Stephen McBride: Too many U.S. colleges are “socialist indoctrination centers”

His name is Stephen McBride. He’s the editor of RiskHedge Report. And he doesn’t care much for today’s U.S. higher education system.

Check out what he writes on

Here’s some great news: one of America’s most broken industries is finally being exposed as a sham. And make no mistake, the end of college as we know it is a great thing.

It’s great for families, who’ll save money and take on less debt putting kids through school. It’s great for kids, who’ll no longer be lured into the socialist indoctrination centers that many American campuses have become. And as I’ll show you, it’s great for investors, who stand to make a killing on the companies that’ll disrupt college for good.

Let’s take this from the beginning.

  1. America’s higher education system is most definitely not a sham. One needs to only look at the data; they clearly show that college graduates will make far more money over their lifetime than will someone with only a high school degree. While I don’t like collapsing this point into simple dollars, it’s in the language people like Mr. McBride will understand. Or Mr. McBride could look at just one of the world’s top universities rankings; if he did, he’d see that U.S. schools dominate the list.
  2. The end of college “as we know it” is not something to celebrate. College “as we know it” affords students the opportunity to study the sciences, communication, business, the social sciences, nursing/health programs, the humanities and more. Which of these would Mr. McBride like to remove? It does so “as we know it” in well-maintained locations in urban, suburban and rural areas. Should colleges not provide such environments for their faculty, staff and students? College “as we know it” offers multiple on- and off-campus engaged and service learning options so that students can attempt to develop their entire self. Should these programs be cancelled? College “as we know it” challenges students to consider international study options. Perhaps these should be eliminated? It seems to me that while college “as we know it” isn’t perfect (I stand alongside anyone who argues that the debt load college graduates carry must be addressed), it does far more good than critics such as Mr. McBride care to consider.
  3. NO American college — NOT ONE — has become a socialist indoctrination center. Mr. McBride doesn’t name one in his screed because there isn’t one to name. Full stop.
  4. Investors in higher education? Oh, yes, that will do wonders. Let’s turn higher education into a transaction instead of a transformation. Joe Learner and Susie Student send a consortium thousands of dollars in exchange for a degree. In this soul-sucking endeavor, none of the “as we know it” programs are marketable so they’re out.

Mr. McBride argues Amazon is the corporation America’s higher education system ought to aspire to reach. Amazon! I’ll let those who have written about Amazon and its treatment of employees to respond to that argument. (You can find just a few of those critics here, here, here and here.) Oh, yes, Amazon most definitely is providing lessons in leadership, ethics and personal development that ought to be endorsed throughout higher education. The argument that such companies are the right way to “disrupt” higher education uses the wrong “d” word; their policies inside higher education would DESTROY America’s colleges and universities.

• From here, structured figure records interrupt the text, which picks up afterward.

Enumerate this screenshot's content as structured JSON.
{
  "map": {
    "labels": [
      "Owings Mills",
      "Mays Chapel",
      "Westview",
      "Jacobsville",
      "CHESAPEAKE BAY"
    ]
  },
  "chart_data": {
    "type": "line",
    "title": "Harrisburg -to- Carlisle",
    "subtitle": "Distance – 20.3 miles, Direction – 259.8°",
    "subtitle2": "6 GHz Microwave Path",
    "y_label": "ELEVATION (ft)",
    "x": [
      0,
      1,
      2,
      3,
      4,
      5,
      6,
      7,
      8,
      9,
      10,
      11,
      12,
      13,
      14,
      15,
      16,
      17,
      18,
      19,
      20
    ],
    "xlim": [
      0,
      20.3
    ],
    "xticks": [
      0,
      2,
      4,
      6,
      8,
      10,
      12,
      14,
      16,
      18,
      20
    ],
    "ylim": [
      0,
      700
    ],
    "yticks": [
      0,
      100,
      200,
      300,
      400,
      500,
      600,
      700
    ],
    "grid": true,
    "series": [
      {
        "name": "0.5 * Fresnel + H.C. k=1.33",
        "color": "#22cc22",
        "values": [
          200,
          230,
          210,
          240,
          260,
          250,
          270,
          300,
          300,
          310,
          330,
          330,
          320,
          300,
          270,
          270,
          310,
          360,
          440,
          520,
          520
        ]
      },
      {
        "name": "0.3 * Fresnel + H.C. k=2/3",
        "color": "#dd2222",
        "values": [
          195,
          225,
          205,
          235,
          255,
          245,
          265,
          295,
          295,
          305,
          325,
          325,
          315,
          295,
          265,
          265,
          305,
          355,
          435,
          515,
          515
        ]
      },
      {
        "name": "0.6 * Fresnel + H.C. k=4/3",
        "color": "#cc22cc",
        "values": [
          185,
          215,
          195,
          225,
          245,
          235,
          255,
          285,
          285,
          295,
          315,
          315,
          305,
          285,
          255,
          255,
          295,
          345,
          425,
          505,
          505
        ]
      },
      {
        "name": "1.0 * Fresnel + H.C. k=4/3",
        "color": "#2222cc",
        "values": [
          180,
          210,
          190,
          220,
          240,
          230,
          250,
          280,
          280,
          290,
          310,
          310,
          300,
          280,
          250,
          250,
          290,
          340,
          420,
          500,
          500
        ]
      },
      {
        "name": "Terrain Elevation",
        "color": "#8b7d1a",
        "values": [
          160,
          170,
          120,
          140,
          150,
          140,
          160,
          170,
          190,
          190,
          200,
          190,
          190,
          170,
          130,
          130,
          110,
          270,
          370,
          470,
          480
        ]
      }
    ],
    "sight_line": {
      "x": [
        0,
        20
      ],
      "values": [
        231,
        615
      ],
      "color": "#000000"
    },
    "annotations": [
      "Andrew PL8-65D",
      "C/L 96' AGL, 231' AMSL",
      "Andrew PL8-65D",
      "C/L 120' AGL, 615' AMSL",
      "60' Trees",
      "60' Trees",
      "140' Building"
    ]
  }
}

And maybe that’s what Mr. McBride wants.

He should stay the heck out of the higher education world. Let those of us who actually care about its people, its programs and its future decide what comes next. We don’t need another “let’s make it all about money” argument.


  1. What I took away from the article he wrote was that colleges will still offer an education, but if students will be ‘online learners’ they are missing out on the experience side of the equation. (which eliminates the need for room and board to be included in student loan costs). A few years back I did an independent research of MOOC’s and have taken classes through Coursera…there is no doubt that a catalog that large is enticing. Earning my degree completely online did have advantages, yet anyone I’ve talked to about my experience gets this comment from me: there are things you miss from being in a classroom~ the sidebar conversations, for one. You have to be very self disciplined and focused because miss a week of work in an eight week online class and you may never catch up before the end of it. While being absent in a 15 week course is not advisable, you aren’t rolling under the snow ball….yet. As always, I appreciate you bringing another opinion to the forefront~Thank you!